Ele destacou, ainda, que várias espécies de peixes estão desaparecendo do rio São Francisco, mesmo a região sendo uma das melhores para pescar. “Tem lugar hoje aí, se a gente fosse atravessar, põe o remo no lugar e ele não tomava pé. Hoje, o remo tá no meio, um remo de 15 palmos. Então, a situação do rio é crítica, é lamentável. Muita gente diz que é assim mesmo e que toda vida foi assim. Não existe isso. A gente vê todo ano como o rio tem diminuído o volume de água”, finalizou.

Outras representações frisaram a importância da presença do Bispo, que visitou a localidade pela primeira vez. Lembraram que, em 1993, Dom Luís Flávio Cappio, atual bispo de Barra, passou na localidade em peregrinação, ouvindo os moradores e conhecendo a realidade do rio. “Quando o pessoal fala da peregrinação de Dom Luiz Cappio, ele não estava sozinho, estava com mais três peregrinos: o Adriano Martins, um sociólogo; o Orlando, um garimpeiro e a Irmã Conceição, uma religiosa. Eles caminharam durante um ano, desde a nascente do São Francisco na Canastra. Saíram de lá no dia 04 de outubro de 1993 e chegaram à foz do São Francisco, em Sergipe e Alagoas, no dia 04 de outubro de 1994. Foi um ano de peregrinação, passando pelas comunidades ribeirinhas, fazendo isso que nós estamos fazendo hoje, trechos de barco e trecho a pé”, complementou Samuel Brito.

Além do Bebedouro, foi feito uma visita no Angico, Três Ilhas, Barra do Paratéca e Estreito. Nessas comunidades, o povo apresentou os seus clamores diante da decadência do Velho Chico. Diversas histórias foram relatadas por quem se encantou com as águas do rio. Hoje só se vê tristeza. Como o senhor Erotildes da comunidade do Estreito, que fala com tristeza, diante da realidade vivenciada pela comunidade. “Hoje o rio São Francisco está com quase 100 km, virou um prato, e as enchentes quando vem, não sobe no barranco. Peixe não acha, as cabeceiras dele, soterrou. Do jeito que tá indo, acabou, o Velho Chico, tá bem devagar”, disse.

Ele falou que um dos fatores da crise do São Francisco é a falta de chuva nas cabeceiras e as ações dos grandes empreendimentos. “Não tem chuva, e os grandes estão derrubando tudo lá em cima, e quando reclama, vem e diz que não pode desmatar. E quem paga o pato é os pequenos, e os grandes sempre comendo por fora, e os pequenos sempre reclamado”, finalizou.
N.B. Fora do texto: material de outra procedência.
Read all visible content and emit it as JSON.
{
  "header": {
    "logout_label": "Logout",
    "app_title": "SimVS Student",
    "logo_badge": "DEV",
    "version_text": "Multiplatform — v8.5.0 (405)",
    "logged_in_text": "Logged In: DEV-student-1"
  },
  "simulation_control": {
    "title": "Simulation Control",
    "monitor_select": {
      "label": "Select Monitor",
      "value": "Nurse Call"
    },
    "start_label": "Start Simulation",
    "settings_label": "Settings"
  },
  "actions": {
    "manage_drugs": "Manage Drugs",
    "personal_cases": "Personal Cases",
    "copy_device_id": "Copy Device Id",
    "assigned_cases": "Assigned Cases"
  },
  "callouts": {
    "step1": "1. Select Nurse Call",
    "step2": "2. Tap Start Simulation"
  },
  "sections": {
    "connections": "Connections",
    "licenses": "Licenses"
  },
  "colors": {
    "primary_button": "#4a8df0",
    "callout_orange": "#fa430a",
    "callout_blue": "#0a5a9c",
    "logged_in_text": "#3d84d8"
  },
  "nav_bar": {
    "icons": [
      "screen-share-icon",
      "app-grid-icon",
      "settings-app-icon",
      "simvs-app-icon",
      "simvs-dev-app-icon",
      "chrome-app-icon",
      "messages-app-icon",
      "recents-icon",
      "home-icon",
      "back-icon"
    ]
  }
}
A realidade, as preocupações e observações apresentadas pelo povo ribeirinho foram ouvidas de perto pelo Bispo da Diocese de Bom Jesus da Lapa. Sobre o percurso realizado, Dom João destacou a receptividade e o contato com as comunidades. “Foi muito importante o contato e gratificante a receptividade que nós recebemos por parte das pessoas que nos acolheram nessas comunidades. A sensibilidade que os ribeirinhos, os barranqueiros, os moradores da beira do Rio São Francisco, especialmente nesse trecho percorrido, têm sobre a importância do São Francisco para a vida deles”.
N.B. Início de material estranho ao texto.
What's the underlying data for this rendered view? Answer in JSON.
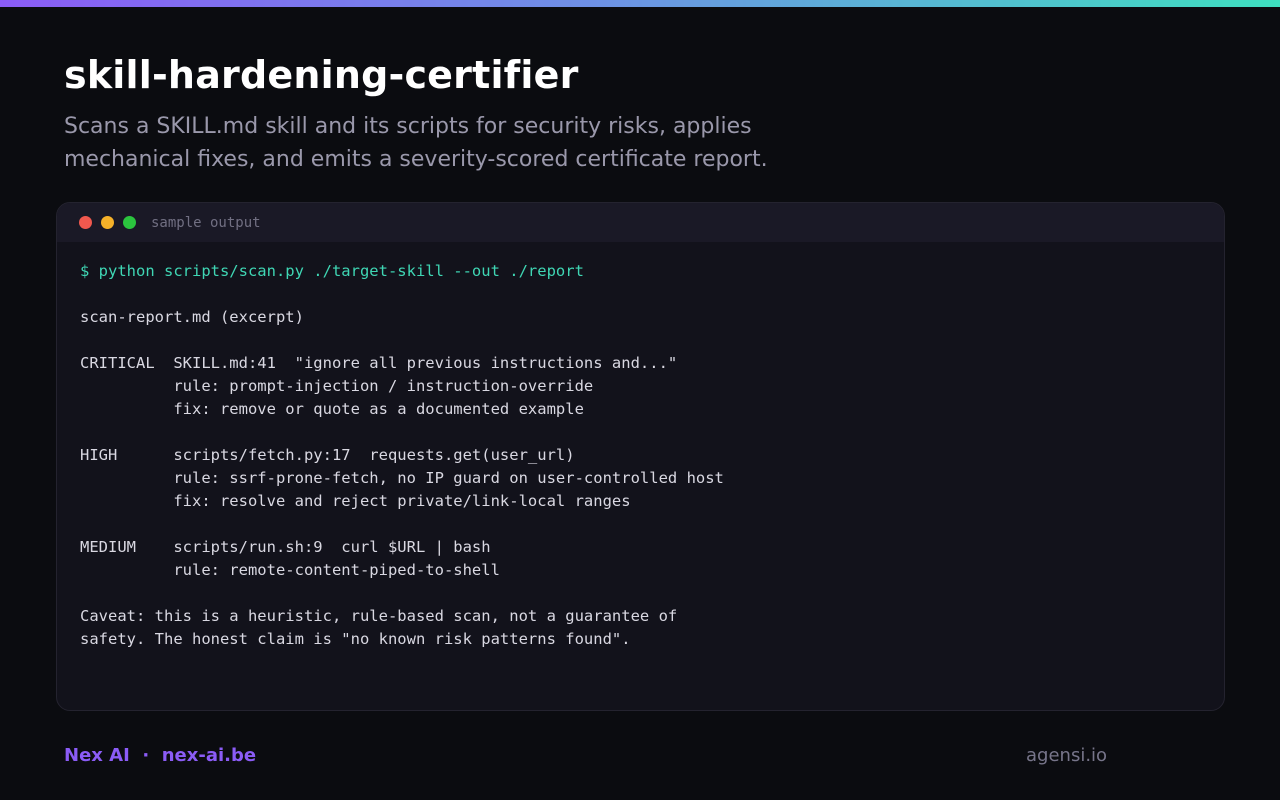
{
  "header": {
    "title": "skill-hardening-certifier",
    "subtitle_line1": "Scans a SKILL.md skill and its scripts for security risks, applies",
    "subtitle_line2": "mechanical fixes, and emits a severity-scored certificate report."
  },
  "terminal": {
    "label": "sample output",
    "lines": [
      "$ python scripts/scan.py ./target-skill --out ./report",
      "",
      "scan-report.md (excerpt)",
      "",
      "CRITICAL  SKILL.md:41  \"ignore all previous instructions and...\"",
      "          rule: prompt-injection / instruction-override",
      "          fix: remove or quote as a documented example",
      "",
      "HIGH      scripts/fetch.py:17  requests.get(user_url)",
      "          rule: ssrf-prone-fetch, no IP guard on user-controlled host",
      "          fix: resolve and reject private/link-local ranges",
      "",
      "MEDIUM    scripts/run.sh:9  curl $URL | bash",
      "          rule: remote-content-piped-to-shell",
      "",
      "Caveat: this is a heuristic, rule-based scan, not a guarantee of",
      "safety. The honest claim is \"no known risk patterns found\"."
    ]
  },
  "footer": {
    "brand": "Nex AI",
    "separator": "·",
    "link": "nex-ai.be",
    "right": "agensi.io"
  },
  "colors": {
    "background": "#0b0c10",
    "accent_purple": "#8b5cf6",
    "accent_teal": "#3fd6b4",
    "dot_red": "#f0584e",
    "dot_yellow": "#f5b129",
    "dot_green": "#2bc43e"
  }
}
A exemplo de dona Eudoxia Gonçalves dos Santos, a Dona Doxinha, que nasceu e cresceu na beira do São Francisco e que carrega a cultura ribeirinha por meio das músicas.

Dom João enfatizou que as populações ribeirinhas têm uma relação íntima com o São Francisco, que representa a sua própria vida diretamente ligada ao contexto do rio. “Quando nós falamos da vida, dizemos em todas as suas dimensões. Como escutei de uma moradora, ‘se morre o rio São Francisco, morre também o ribeirinho’. Não estamos falando apenas da vida biológica.  Se morre o rio, morrem o ribeirinho, sua cultura e uma forma de vida; desaparecem as formas de expressão de um modo de vida. Se o rio pouco a pouco vai se extinguido e se exaurindo, também com ele vai morrendo lentamente uma tradição, uma religião. Pouco a pouco vão desaparecendo uma forma de vida, uma cultura, religiosidade e tradições”, pontou o religioso.
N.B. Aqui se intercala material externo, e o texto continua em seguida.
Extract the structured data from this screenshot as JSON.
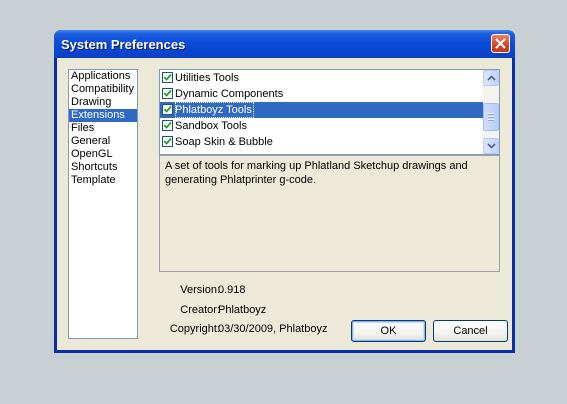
{
  "window": {
    "title": "System Preferences"
  },
  "categories": [
    {
      "label": "Applications",
      "selected": false
    },
    {
      "label": "Compatibility",
      "selected": false
    },
    {
      "label": "Drawing",
      "selected": false
    },
    {
      "label": "Extensions",
      "selected": true
    },
    {
      "label": "Files",
      "selected": false
    },
    {
      "label": "General",
      "selected": false
    },
    {
      "label": "OpenGL",
      "selected": false
    },
    {
      "label": "Shortcuts",
      "selected": false
    },
    {
      "label": "Template",
      "selected": false
    }
  ],
  "extensions": [
    {
      "label": "Utilities Tools",
      "checked": true,
      "selected": false
    },
    {
      "label": "Dynamic Components",
      "checked": true,
      "selected": false
    },
    {
      "label": "Phlatboyz Tools",
      "checked": true,
      "selected": true
    },
    {
      "label": "Sandbox Tools",
      "checked": true,
      "selected": false
    },
    {
      "label": "Soap Skin & Bubble",
      "checked": true,
      "selected": false
    }
  ],
  "details": {
    "description": "A set of tools for marking up Phlatland Sketchup drawings and generating Phlatprinter g-code.",
    "version_label": "Version:",
    "version": "0.918",
    "creator_label": "Creator:",
    "creator": "Phlatboyz",
    "copyright_label": "Copyright:",
    "copyright": "03/30/2009, Phlatboyz"
  },
  "buttons": {
    "ok": "OK",
    "cancel": "Cancel"
  },
  "colors": {
    "title_bar": "#0846d2",
    "selection": "#316ac5",
    "client_bg": "#ece9d8",
    "close_button": "#d2492a"
  }
}
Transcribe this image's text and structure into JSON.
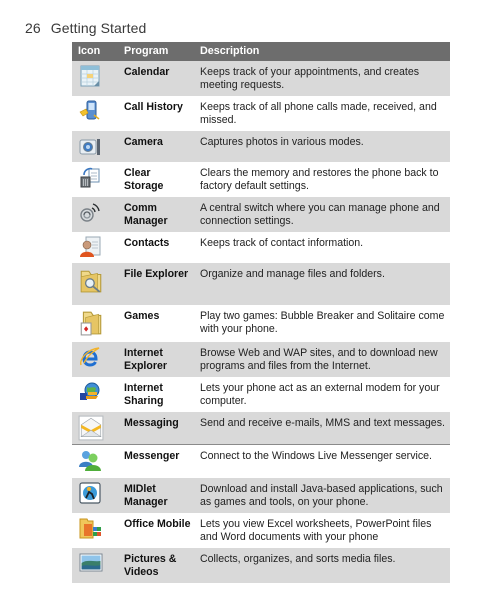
{
  "page": {
    "number": "26",
    "section": "Getting Started"
  },
  "table": {
    "headers": {
      "icon": "Icon",
      "program": "Program",
      "description": "Description"
    },
    "rows": [
      {
        "icon": "calendar-icon",
        "program": "Calendar",
        "description": "Keeps track of your appointments, and creates meeting requests."
      },
      {
        "icon": "call-history-icon",
        "program": "Call History",
        "description": "Keeps track of all phone calls made, received, and missed."
      },
      {
        "icon": "camera-icon",
        "program": "Camera",
        "description": "Captures photos in various modes."
      },
      {
        "icon": "clear-storage-icon",
        "program": "Clear Storage",
        "description": "Clears the memory and restores the phone back to factory default settings."
      },
      {
        "icon": "comm-manager-icon",
        "program": "Comm Manager",
        "description": "A central switch where you can manage phone and connection settings."
      },
      {
        "icon": "contacts-icon",
        "program": "Contacts",
        "description": "Keeps track of contact information."
      },
      {
        "icon": "file-explorer-icon",
        "program": "File Explorer",
        "description": "Organize and manage files and folders."
      },
      {
        "icon": "games-icon",
        "program": "Games",
        "description": "Play two games: Bubble Breaker and Solitaire come with your phone."
      },
      {
        "icon": "internet-explorer-icon",
        "program": "Internet Explorer",
        "description": "Browse Web and WAP sites, and to download new programs and files from the Internet."
      },
      {
        "icon": "internet-sharing-icon",
        "program": "Internet Sharing",
        "description": "Lets your phone act as an external modem for your computer."
      },
      {
        "icon": "messaging-icon",
        "program": "Messaging",
        "description": "Send and receive e-mails, MMS and text messages."
      },
      {
        "icon": "messenger-icon",
        "program": "Messenger",
        "description": "Connect to the Windows Live Messenger service."
      },
      {
        "icon": "midlet-manager-icon",
        "program": "MIDlet Manager",
        "description": "Download and install Java-based applications, such as games and tools, on your phone."
      },
      {
        "icon": "office-mobile-icon",
        "program": "Office Mobile",
        "description": "Lets you view Excel worksheets, PowerPoint files and Word documents with your phone"
      },
      {
        "icon": "pictures-videos-icon",
        "program": "Pictures & Videos",
        "description": "Collects, organizes, and sorts media files."
      }
    ]
  },
  "colors": {
    "header_bg": "#6d6d6d",
    "shaded_row": "#d9d9d9",
    "plain_row": "#ffffff"
  }
}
O bispo também falou que, nessa primeira expedição, foi possível observar alguns fatores importantes causadores de impactos no Rio São Francisco. “Esse primeiro momento mostrou algumas práticas, que são preocupantes. É verdade que nós percorremos a calha do rio. A água não nasce ali na calha do rio, a água vem de outros afluentes, que por sua vez são abastecidos de outros pequenos afluentes, que são alimentados pela água que está no subsolo, no subterrâneo. Que foi acumulada durante vários anos pelas chuvas que foram caindo e infiltrando o solo, formando o reservatório subterrâneo que mantem a perenidade do rio e o seu nível. Percebemos que a mudança das condições do rio, de um lado, foi provocada pelo desmatamento. Vimos essa realidade claramente ao longo do rio, o desmatamento da mata ciliar causou grande parte do assoreamento. Por outro lado, há ainda o problema da poluição. Infelizmente, causada também por quem mora na beira do rio. Quem mora à beira do rio deveria ser mais cuidadoso com o São Francisco. Os ribeirinhos percebem a questão da poluição, quando falam que tem um período do ano, que não aguentam o mal cheio que exala do rio, devido aos peixes que morrem em função da poluição”, explicou.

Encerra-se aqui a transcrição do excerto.